Candidate neurovascular coupling pathways [modified from Félétou & Vanhoutte (2004) and Attwell et al. (2010)]. Astrocytes can sense glutamate via metabotropic glutamate receptors (mGluR) and increase their intracellular calcium (Ca²⁺), which can generate arachidonic acid (AA) from phospholipase A₂ (PLA₂) which is converted by COX1 (or 3) to prostaglandins (PG) and by P450 epoxygenase to epoxyeicosatrienoic acid (EETs). Both PGs and EETs can relax smooth muscle cells (SMCs) through conversion of adenosine triphosphate (ATP) to cyclic adenosine monophosphate (cAMP). Endothelial cells can increase their intracellular calcium through transient receptor potential (TRP) cation channels, and in response to receptor (R) binding, through IP₃-mediated release of calcium from intracellular stores [endoplasmic reticulum (ER)]. Endothelial receptor targets include acetylcholine (ACh), bradykinin (BK), adenosine diphosphate (ADP), ATP, uridine triphosphate (UTP), and adenosine.

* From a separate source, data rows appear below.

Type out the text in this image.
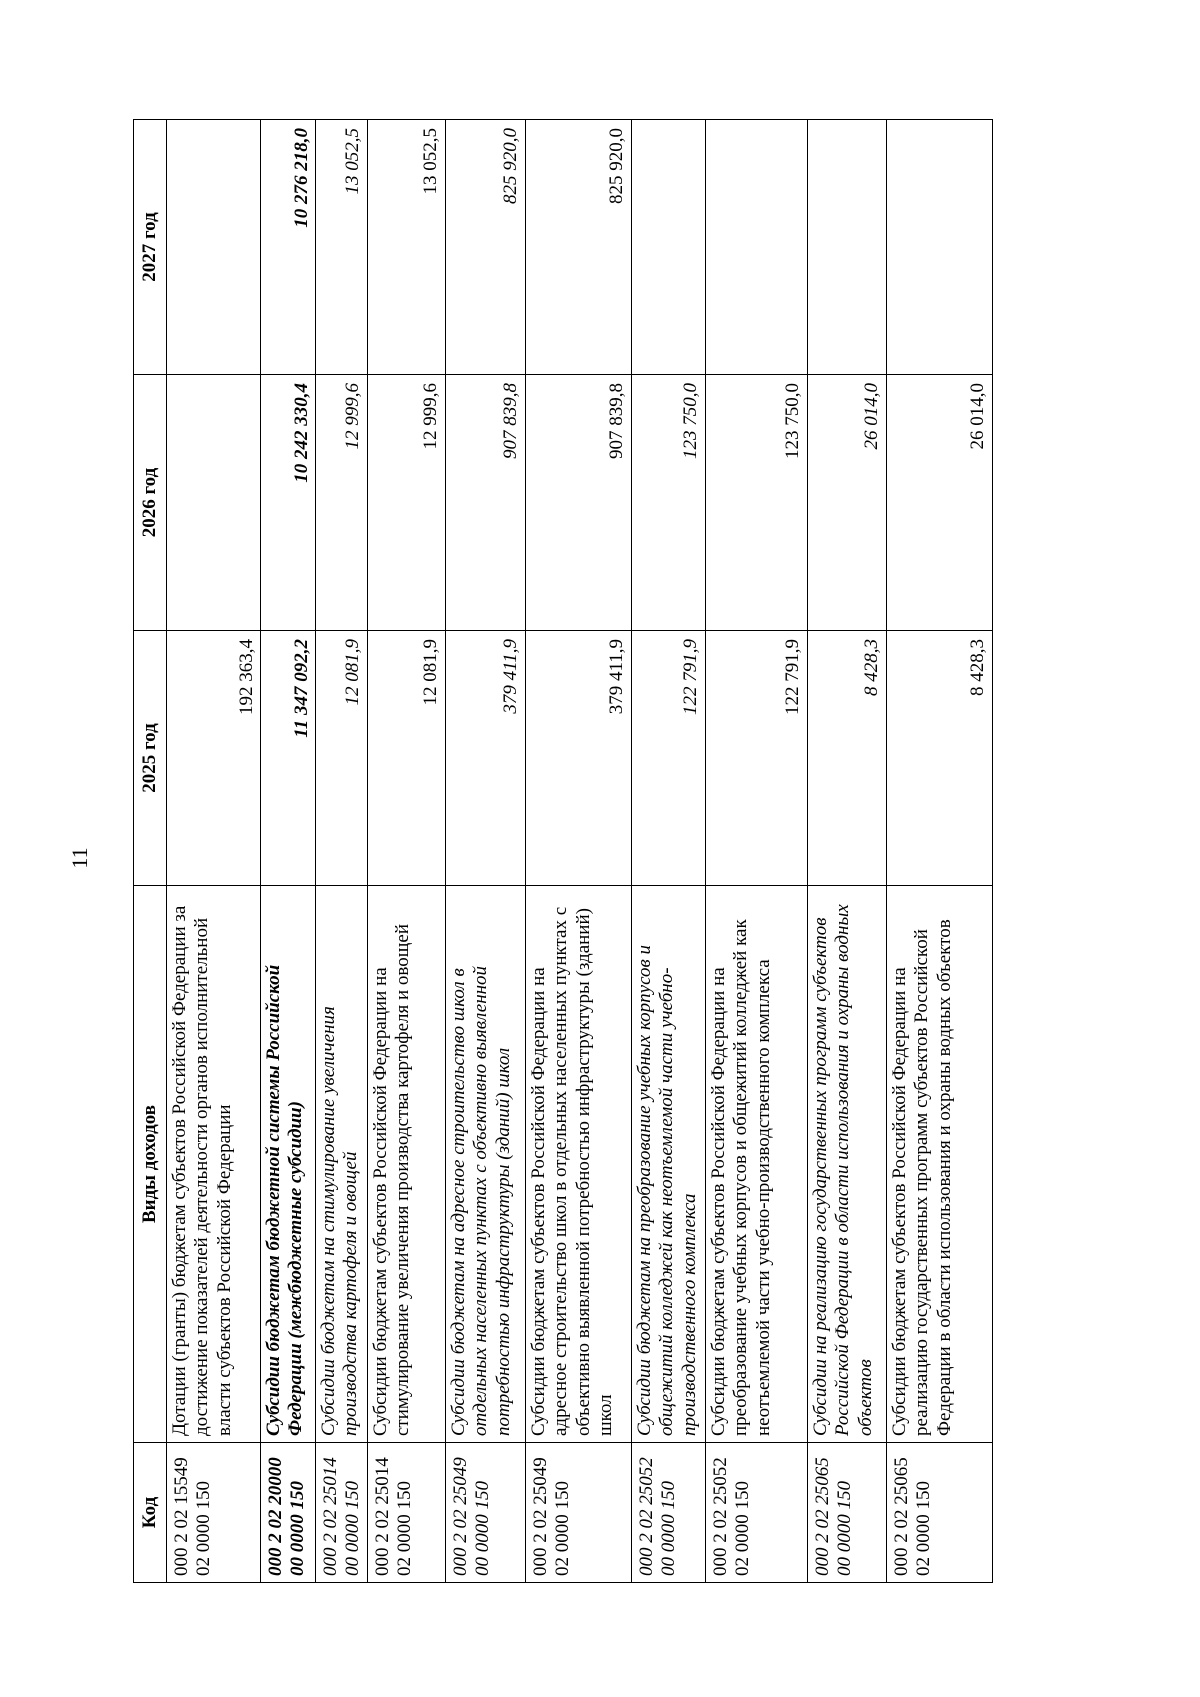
11
Код	Виды доходов	2025 год	2026 год	2027 год
000 2 02 15549 02 0000 150	Дотации (гранты) бюджетам субъектов Российской Федерации за достижение показателей деятельности органов исполнительной власти субъектов Российской Федерации	192 363,4		
000 2 02 20000 00 0000 150	Субсидии бюджетам бюджетной системы Российской Федерации (межбюджетные субсидии)	11 347 092,2	10 242 330,4	10 276 218,0
000 2 02 25014 00 0000 150	Субсидии бюджетам на стимулирование увеличения производства картофеля и овощей	12 081,9	12 999,6	13 052,5
000 2 02 25014 02 0000 150	Субсидии бюджетам субъектов Российской Федерации на стимулирование увеличения производства картофеля и овощей	12 081,9	12 999,6	13 052,5
000 2 02 25049 00 0000 150	Субсидии бюджетам на адресное строительство школ в отдельных населенных пунктах с объективно выявленной потребностью инфраструктуры (зданий) школ	379 411,9	907 839,8	825 920,0
000 2 02 25049 02 0000 150	Субсидии бюджетам субъектов Российской Федерации на адресное строительство школ в отдельных населенных пунктах с объективно выявленной потребностью инфраструктуры (зданий) школ	379 411,9	907 839,8	825 920,0
000 2 02 25052 00 0000 150	Субсидии бюджетам на преобразование учебных корпусов и общежитий колледжей как неотъемлемой части учебно-производственного комплекса	122 791,9	123 750,0	
000 2 02 25052 02 0000 150	Субсидии бюджетам субъектов Российской Федерации на преобразование учебных корпусов и общежитий колледжей как неотъемлемой части учебно-производственного комплекса	122 791,9	123 750,0	
000 2 02 25065 00 0000 150	Субсидии на реализацию государственных программ субъектов Российской Федерации в области использования и охраны водных объектов	8 428,3	26 014,0	
000 2 02 25065 02 0000 150	Субсидии бюджетам субъектов Российской Федерации на реализацию государственных программ субъектов Российской Федерации в области использования и охраны водных объектов	8 428,3	26 014,0	
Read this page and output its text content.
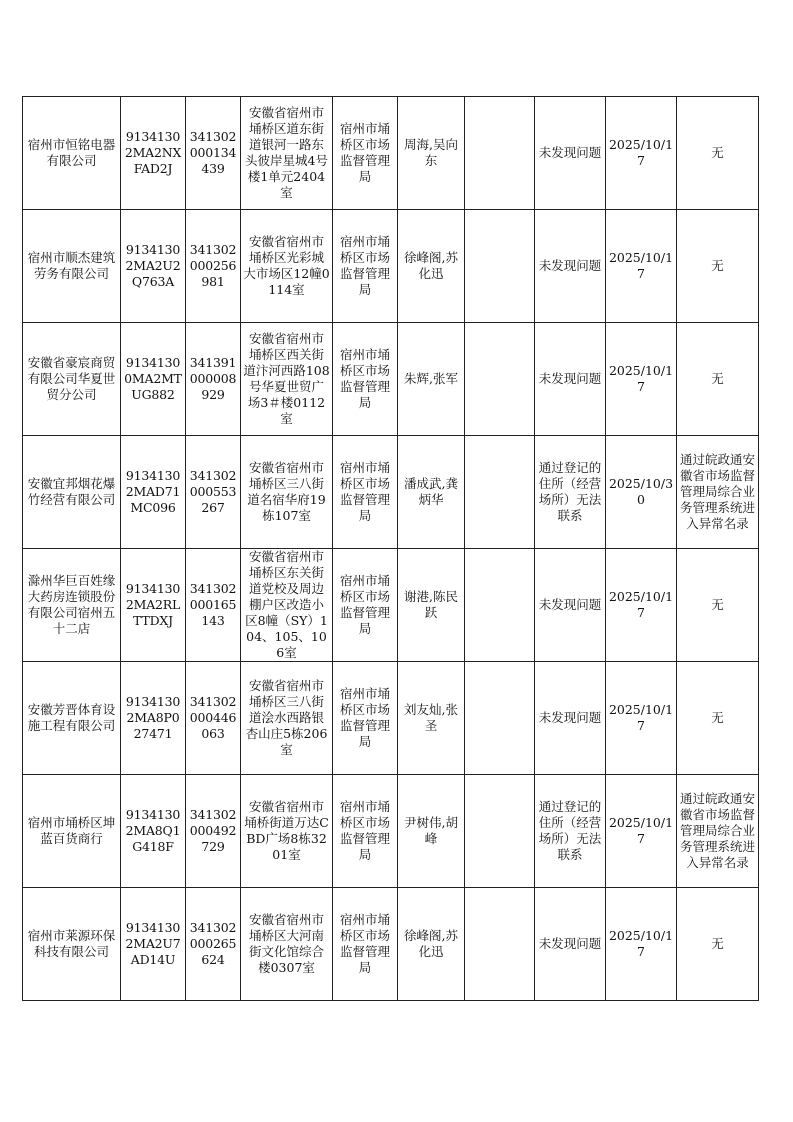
宿州市恒铭电器有限公司	91341302MA2NXFAD2J	341302000134439	安徽省宿州市埇桥区道东街道银河一路东头彼岸星城4号楼1单元2404室	宿州市埇桥区市场监督管理局	周海,吴向东		未发现问题	2025/10/17	无
宿州市顺杰建筑劳务有限公司	91341302MA2U2Q763A	341302000256981	安徽省宿州市埇桥区光彩城大市场区12幢0114室	宿州市埇桥区市场监督管理局	徐峰阁,苏化迅		未发现问题	2025/10/17	无
安徽省豪宸商贸有限公司华夏世贸分公司	91341300MA2MTUG882	341391000008929	安徽省宿州市埇桥区西关街道汴河西路108号华夏世贸广场3＃楼0112室	宿州市埇桥区市场监督管理局	朱辉,张军		未发现问题	2025/10/17	无
安徽宜邦烟花爆竹经营有限公司	91341302MAD71MC096	341302000553267	安徽省宿州市埇桥区三八街道名宿华府19栋107室	宿州市埇桥区市场监督管理局	潘成武,龚炳华		通过登记的住所（经营场所）无法联系	2025/10/30	通过皖政通安徽省市场监督管理局综合业务管理系统进入异常名录
滁州华巨百姓缘大药房连锁股份有限公司宿州五十二店	91341302MA2RLTTDXJ	341302000165143	安徽省宿州市埇桥区东关街道党校及周边棚户区改造小区8幢（SY）104、105、106室	宿州市埇桥区市场监督管理局	谢港,陈民跃		未发现问题	2025/10/17	无
安徽芳晋体育设施工程有限公司	91341302MA8P027471	341302000446063	安徽省宿州市埇桥区三八街道浍水西路银杏山庄5栋206室	宿州市埇桥区市场监督管理局	刘友灿,张圣		未发现问题	2025/10/17	无
宿州市埇桥区坤蓝百货商行	91341302MA8Q1G418F	341302000492729	安徽省宿州市埇桥街道万达CBD广场8栋3201室	宿州市埇桥区市场监督管理局	尹树伟,胡峰		通过登记的住所（经营场所）无法联系	2025/10/17	通过皖政通安徽省市场监督管理局综合业务管理系统进入异常名录
宿州市莱源环保科技有限公司	91341302MA2U7AD14U	341302000265624	安徽省宿州市埇桥区大河南街文化馆综合楼0307室	宿州市埇桥区市场监督管理局	徐峰阁,苏化迅		未发现问题	2025/10/17	无
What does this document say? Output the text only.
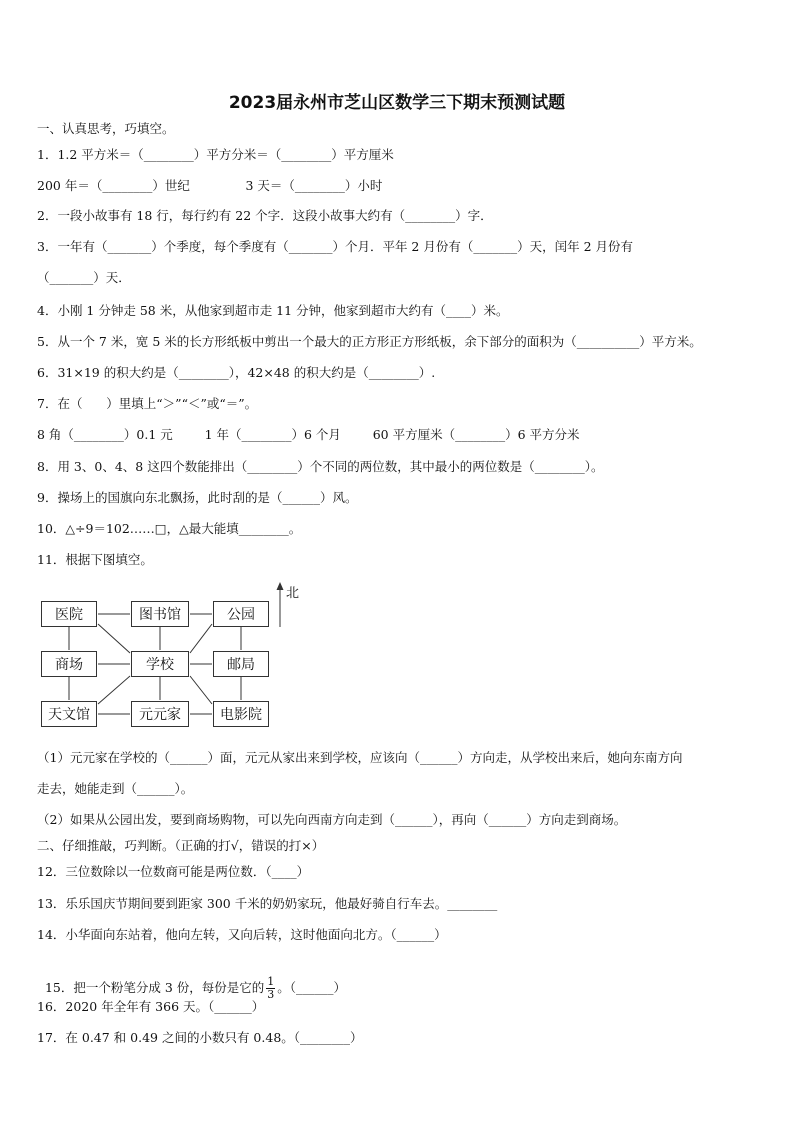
2023届永州市芝山区数学三下期末预测试题
一、认真思考，巧填空。
1．1.2 平方米＝（________）平方分米＝（________）平方厘米
200 年＝（________）世纪              3 天＝（________）小时
2．一段小故事有 18 行，每行约有 22 个字．这段小故事大约有（________）字．
3．一年有（_______）个季度，每个季度有（_______）个月．平年 2 月份有（_______）天，闰年 2 月份有
（_______）天．
4．小刚 1 分钟走 58 米，从他家到超市走 11 分钟，他家到超市大约有（____）米。
5．从一个 7 米，宽 5 米的长方形纸板中剪出一个最大的正方形正方形纸板，余下部分的面积为（__________）平方米。
6．31×19 的积大约是（________），42×48 的积大约是（________）.
7．在（      ）里填上“＞”“＜”或“＝”。
8 角（________）0.1 元        1 年（________）6 个月        60 平方厘米（________）6 平方分米
8．用 3、0、4、8 这四个数能排出（________）个不同的两位数，其中最小的两位数是（________）。
9．操场上的国旗向东北飘扬，此时刮的是（______）风。
10．△÷9＝102……□，△最大能填________。
11．根据下图填空。
北
医院	图书馆	公园
商场	学校	邮局
天文馆	元元家	电影院
（1）元元家在学校的（______）面，元元从家出来到学校，应该向（______）方向走，从学校出来后，她向东南方向
走去，她能走到（______）。
（2）如果从公园出发，要到商场购物，可以先向西南方向走到（______），再向（______）方向走到商场。
二、仔细推敲，巧判断。（正确的打√，错误的打×）
12．三位数除以一位数商可能是两位数．（____）
13．乐乐国庆节期间要到距家 300 千米的奶奶家玩，他最好骑自行车去。________
14．小华面向东站着，他向左转，又向后转，这时他面向北方。（______）

15．把一个粉笔分成 3 份，每份是它的 $\frac{1}{3}$ 。（______）

16．2020 年全年有 366 天。（______）
17．在 0.47 和 0.49 之间的小数只有 0.48。（________）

Receptor binding can activate phospholipase C (PLC) (or PLA₂), which via diacyl-glycerol (DAG) can also produce EETs and AA derivatives including prostacyclin (PGI₂), both of which can drive SMC relaxation via cAMP, while increased intracellular calcium can drive the production of endothelial nitric oxide (NO), which can affect SMC relaxation through conversion of guanosine triphosphate (GTP) to cyclic guanosine monophosphate (cGMP). Intracellular calcium increases also lead to endothelial hyperpolarization through opening of calcium-dependent potassium channels (KC_a). Endothelial hyperpolarization could be coupled to adjacent SMCs through myoendothelial gap junctions (MEGJs) or some other endothelium-derived hyperpolarizing factor (EDHF) such as K⁺ efflux through endothelial SKCa and IKCa channels by activating KIR and/or the Na⁺/K⁺ ATPase. SMC hyperpolarization causes relaxation through inactivation of voltage-dependent calcium channels (Ca_v). Endothelial hyperpolarization can spread rapidly to adjacent endothelial cells, likely via gap junctions. Pericytes possess many SMC-like properties and could relax in response to NO and PGI₂ from astrocytes, neurons, or endothelial cells or in response to neuropeptides such as vasointenstinal peptides (VIPs). Pericytes or astrocytes could also be involved in signaling to endothelial cells. Question marks represent many other potential signaling pathways yet to be identified. Additional abbreviation: NMB, nucleus basalis of Meynert.